Photographs by Diane Bush.
With forward by Dr. Anthony Bannon and afterword by Jerry Schefcik.
ISBN 0977895904, Kuda Editions, 2006. 60 pp., 26 color illustrations, 9½x8".
WARHEADS, published in conjunction with an exhibition at the Burchfield-Penny Arts Center on the campus of Buffalo State College in Buffalo, New York, features a selection of 26 color plates and features a foreword by D. Anthony Bannon, the Director of the George Eastman House, and an afterword by Jerry Schefcik, Director of the Donna Beam Art Gallery, in Las Vegas.
Diane Bush, a veteran “peacenik”, who fled to the UK with a draft dodger in the late 1960’s, turned her documentarian lens to the TV tube during the Gulf War for all 43 days of the war. Unlike other photographers who shot off the TV set, Diane used a macro lens at weird angles to achieve what many thought were computer- manipulated pictures of fat headed TV anchors (WARHEADS) and newscasters. The resulting commentary on media censorship was titled “Suppose They Gave a War and Nobody Had Cable?” (which became a one person show at the Nevada Institute of Contemporary Art, shown 10 years later) as part of a larger 20 year series called “500 Channels”.
As a reaction to the increased violence of the Iraqi war, Diane re-worked her original Gulf War prints by dragging them outside and throwing potassium ferry cyanide (bleach) on the prints and immediately hosing them down.
This act of “agit-pop” resulted in fiery red, orange, yellow, and white organic “explosions” on the prints...a visual commentary on how protected those who speak of the war, are in their safe, secure media “control” rooms. Perhaps if these celebrities were really being forced to face the violence that our soldiers face, would we feel differently?

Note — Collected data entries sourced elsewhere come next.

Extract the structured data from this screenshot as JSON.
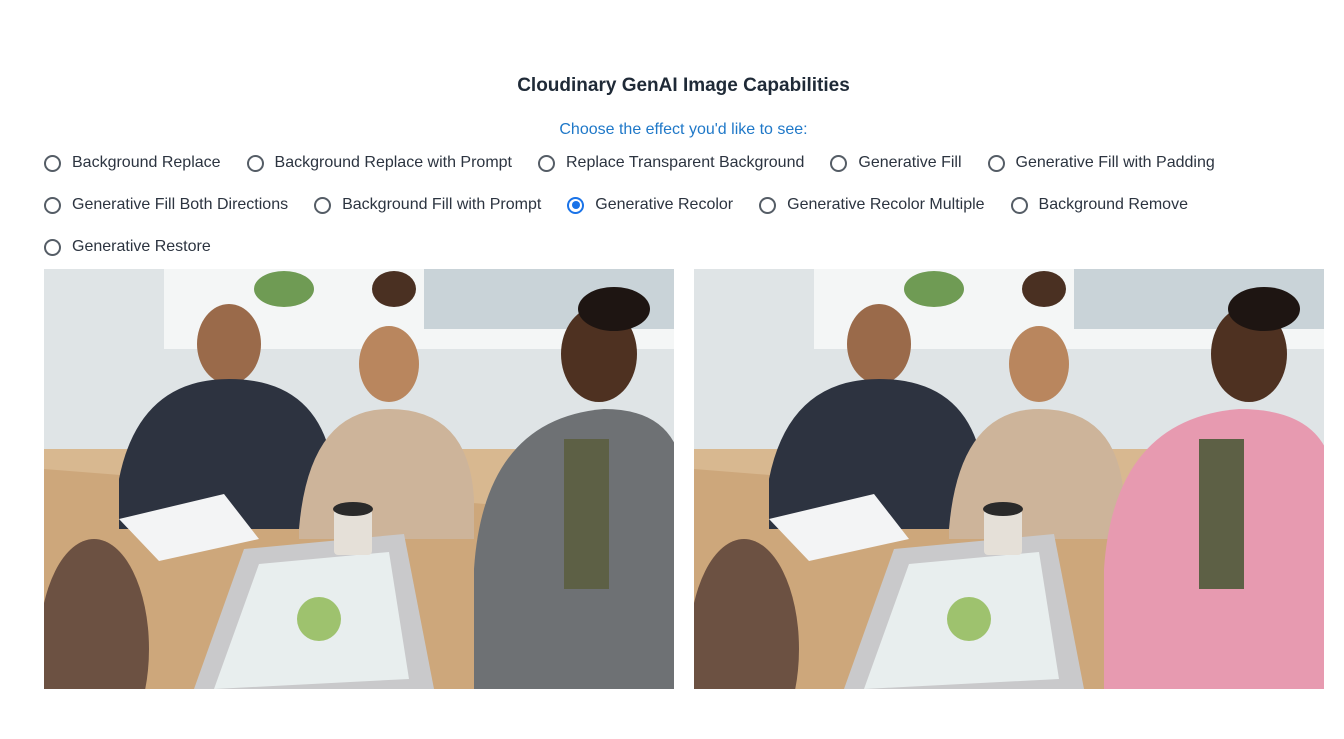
{
  "header": {
    "title": "Cloudinary GenAI Image Capabilities"
  },
  "prompt": "Choose the effect you'd like to see:",
  "effects": {
    "selected": "Generative Recolor",
    "rows": [
      [
        "Background Replace",
        "Background Replace with Prompt",
        "Replace Transparent Background",
        "Generative Fill",
        "Generative Fill with Padding"
      ],
      [
        "Generative Fill Both Directions",
        "Background Fill with Prompt",
        "Generative Recolor",
        "Generative Recolor Multiple",
        "Background Remove"
      ],
      [
        "Generative Restore"
      ]
    ]
  },
  "images": {
    "original": {
      "jacket_color": "#6e7174"
    },
    "recolored": {
      "jacket_color": "#e79ab0"
    }
  }
}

Gratefully, the viewer can either take or leave the artists’ attempt at shocking us into any new perceptions about the current political landscape that the media is leaving out. There is no heavy-handed message, unless you want to dwell it. At the same time that Diane attempts to bring home her anti-war, freedom-of-speech message through the bizarre fantasy juxtaposition of CNN anchors facing fire and mayhem, the images are haunting, scary, funny, and beautiful.